Now in these days when the disciples were increasing in number, a complaint by the Hellenists arose against the Hebrews because their widows were being neglected in the daily distribution. Acts 6:1
But we will devote ourselves to prayer and to the ministry of the word.” Acts 6:4While we have discussed these two passages ad nauseum throughout our series, we simply want to note that here we have two distinguished occurrences of diakonia. In the first verse, it refers to that which is distributed to the Hellenist widows. We might simply classify this use under the heading of benevolence, which may be familiar language to some. In the second verse, it again refers to the apostolic ministry as we saw in chapter 1. What exactly is included in the apostolic ministry is a broad question, but we do know that at its heart is the Holy Spirit empowered, bold proclamation of the gospel to sinners. This lends itself to our prior conclusion that diakonia has a broad range of application. But more evidence is needed.
Using these two meanings as our introduction, we find them repeated throughout Acts. Acts 11:29 and 12:25 both are used in reference to benevolence while Acts 20:24 and 21:19 are both used in reference to the apostolic ministry. As with the entirety of our series, we’ve seen that Acts so often functions as a central doctrinal hub from which the epistles spoke out from. We would then expect to see this pattern of meaning and usage of diakonia to continue.
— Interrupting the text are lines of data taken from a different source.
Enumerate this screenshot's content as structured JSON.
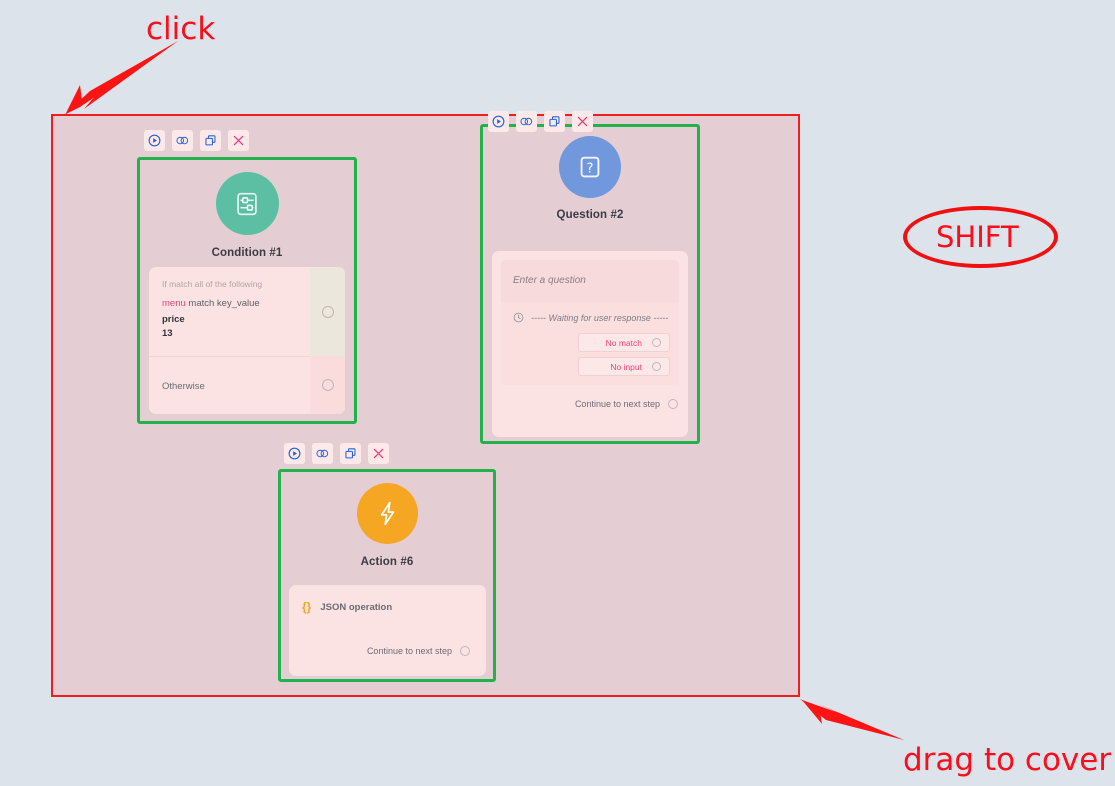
{
  "page": {
    "background_color": "#dde3ea",
    "selection_fill": "#e4ced3",
    "selection_border_color": "#ef1d1d",
    "node_border_color": "#22b24c"
  },
  "annotations": [
    {
      "id": "click",
      "text": "click",
      "color": "#fc0d1b",
      "kind": "arrow-label"
    },
    {
      "id": "shift",
      "text": "SHIFT",
      "color": "#f01010",
      "kind": "circled-label"
    },
    {
      "id": "drag",
      "text": "drag to cover",
      "color": "#fc0d1b",
      "kind": "arrow-label"
    }
  ],
  "toolbar": {
    "buttons": [
      {
        "name": "run-icon",
        "label": "Run"
      },
      {
        "name": "link-icon",
        "label": "Link"
      },
      {
        "name": "duplicate-icon",
        "label": "Duplicate"
      },
      {
        "name": "delete-icon",
        "label": "Delete"
      }
    ]
  },
  "nodes": {
    "condition": {
      "title": "Condition #1",
      "icon": "sliders-icon",
      "avatar_color": "#5cbfa3",
      "match_label": "If match all of the following",
      "expr_key": "menu",
      "expr_rest": "match key_value",
      "field": "price",
      "value": "13",
      "otherwise_label": "Otherwise"
    },
    "question": {
      "title": "Question #2",
      "icon": "question-mark-icon",
      "avatar_color": "#7197dd",
      "prompt_placeholder": "Enter a question",
      "waiting_text": "----- Waiting for user response -----",
      "choices": [
        {
          "label": "No match"
        },
        {
          "label": "No input"
        }
      ],
      "continue_label": "Continue to next step"
    },
    "action": {
      "title": "Action #6",
      "icon": "lightning-bolt-icon",
      "avatar_color": "#f5a623",
      "operation_label": "JSON operation",
      "operation_icon": "curly-braces-icon",
      "continue_label": "Continue to next step"
    }
  }
}
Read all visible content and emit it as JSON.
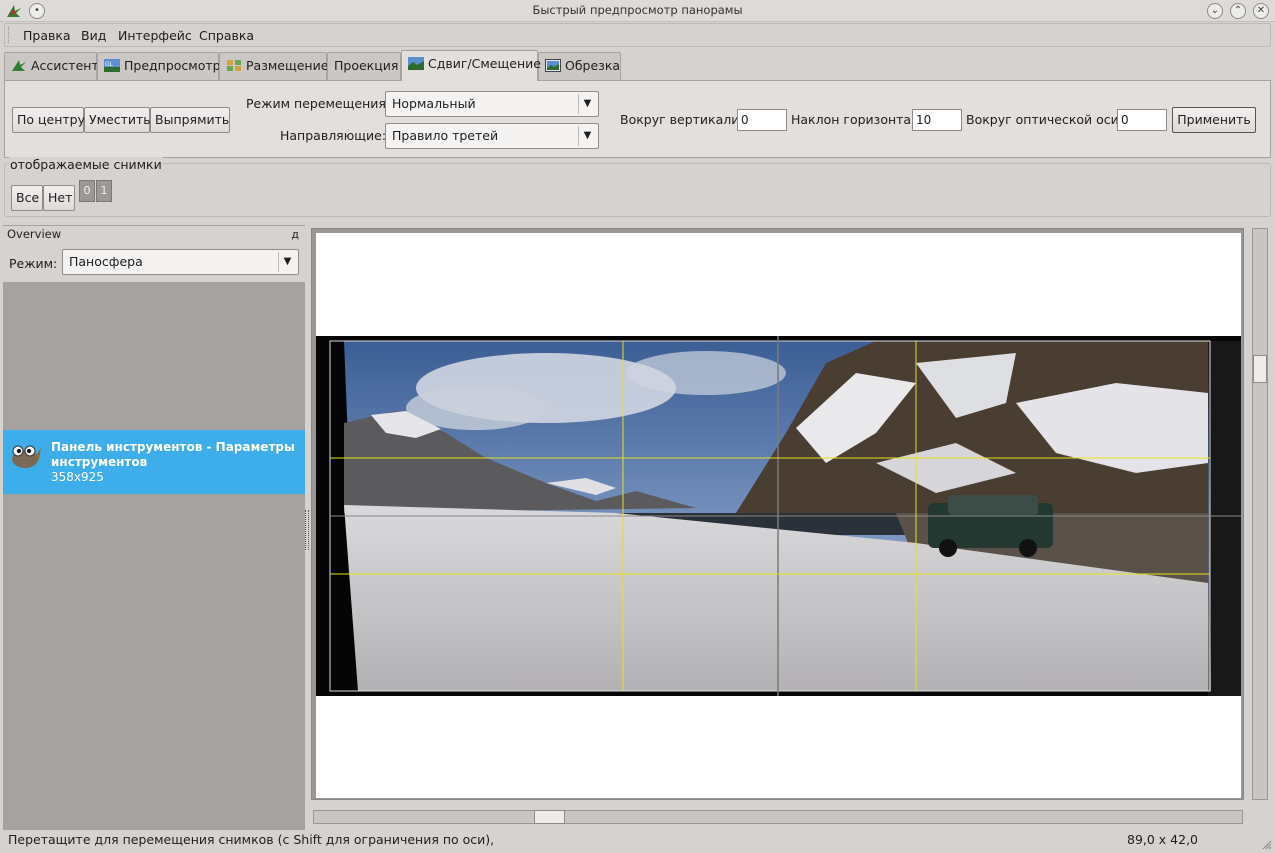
{
  "window": {
    "title": "Быстрый предпросмотр панорамы"
  },
  "menubar": {
    "items": [
      "Правка",
      "Вид",
      "Интерфейс",
      "Справка"
    ]
  },
  "tabs": [
    {
      "label": "Ассистент",
      "icon": "assistant-icon"
    },
    {
      "label": "Предпросмотр",
      "icon": "gl-preview-icon"
    },
    {
      "label": "Размещение",
      "icon": "layout-icon"
    },
    {
      "label": "Проекция",
      "icon": ""
    },
    {
      "label": "Сдвиг/Смещение",
      "icon": "move-drag-icon",
      "active": true
    },
    {
      "label": "Обрезка",
      "icon": "crop-icon"
    }
  ],
  "move": {
    "center_label": "По центру",
    "fit_label": "Уместить",
    "straighten_label": "Выпрямить",
    "drag_mode_label": "Режим перемещения:",
    "drag_mode_value": "Нормальный",
    "guides_label": "Направляющие:",
    "guides_value": "Правило третей",
    "yaw_label": "Вокруг вертикали:",
    "yaw_value": "0",
    "pitch_label": "Наклон горизонта:",
    "pitch_value": "10",
    "roll_label": "Вокруг оптической оси:",
    "roll_value": "0",
    "apply_label": "Применить"
  },
  "displayed_images": {
    "legend": "отображаемые снимки",
    "all_label": "Все",
    "none_label": "Нет",
    "images": [
      "0",
      "1"
    ]
  },
  "overview": {
    "title": "Overview",
    "pin": "д",
    "mode_label": "Режим:",
    "mode_value": "Паносфера"
  },
  "drag_item": {
    "title": "Панель инструментов - Параметры инструментов",
    "size": "358x925"
  },
  "status": {
    "message": "Перетащите для перемещения снимков (с Shift для ограничения по оси),",
    "coords": "89,0 x 42,0"
  },
  "colors": {
    "accent": "#3daee9",
    "guide_yellow": "#e8e020",
    "window_bg": "#d6d2d0"
  }
}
Of the three uses in Romans, Romans 11:13 is an apostolic usage while Romans 15:31 is in reference to benevolence. This leaves Romans 12:7, which we will look at later. In 1 Corinthians our word occurs only twice, surprisingly, with the first in 1 Cor. 12:5, which we will look at alongside the remaining passage from Romans 12, and the second from 1 Cor. 16:15 in reference to the, “service of the saints” performed by the household of Stephanas. It could be that these servants were distributing benevolence, as it were, however given the context of 1 Corinthians 16:16 (fellow worker), it seems more likely that they were more in-line with some sort of apostolic related ministry.
By far and away the overwhelming usage of diakonia, in the New Testament occurs in 2 Corinthians (11x). While the usage here continues our pattern of benevolence (2 Corinthians 8:4; 9:1, 12, 13) and apostolic ministry (possibly 2 Corinthians 5:18; 6:3; 11:8), it also introduces for us a third category or at least a subheading under the apostolic usage. This occurs in 2 Corinthians 3, specifically 3:7, 8, 9; 4:1 (possibly 5:18) and describes the ministry of the gospel, or what the gospel does.
The remaining uses are of interest as well. While Ephesians 4:12 falls in-line with the discussion on Romans 12:7 and 1 Cor. 12:5, Colossians 4:17 is a similar case, as with the household of Stephanas discussed above, only here the reference is to Archippus. In the letters to Timothy, we find three uses: 1 Timothy 1:12 (apostolic ministry), 2 Timothy 4:5 (Timothy’s evangelistic ministry), 2 Timothy 4:11 (apostolic ministry). Finally, we have a use in reference to the ministry of angels (Hebrews 1:14) and a reference to the ‘service’ of the saints in Smyrna (Revelation 2:9).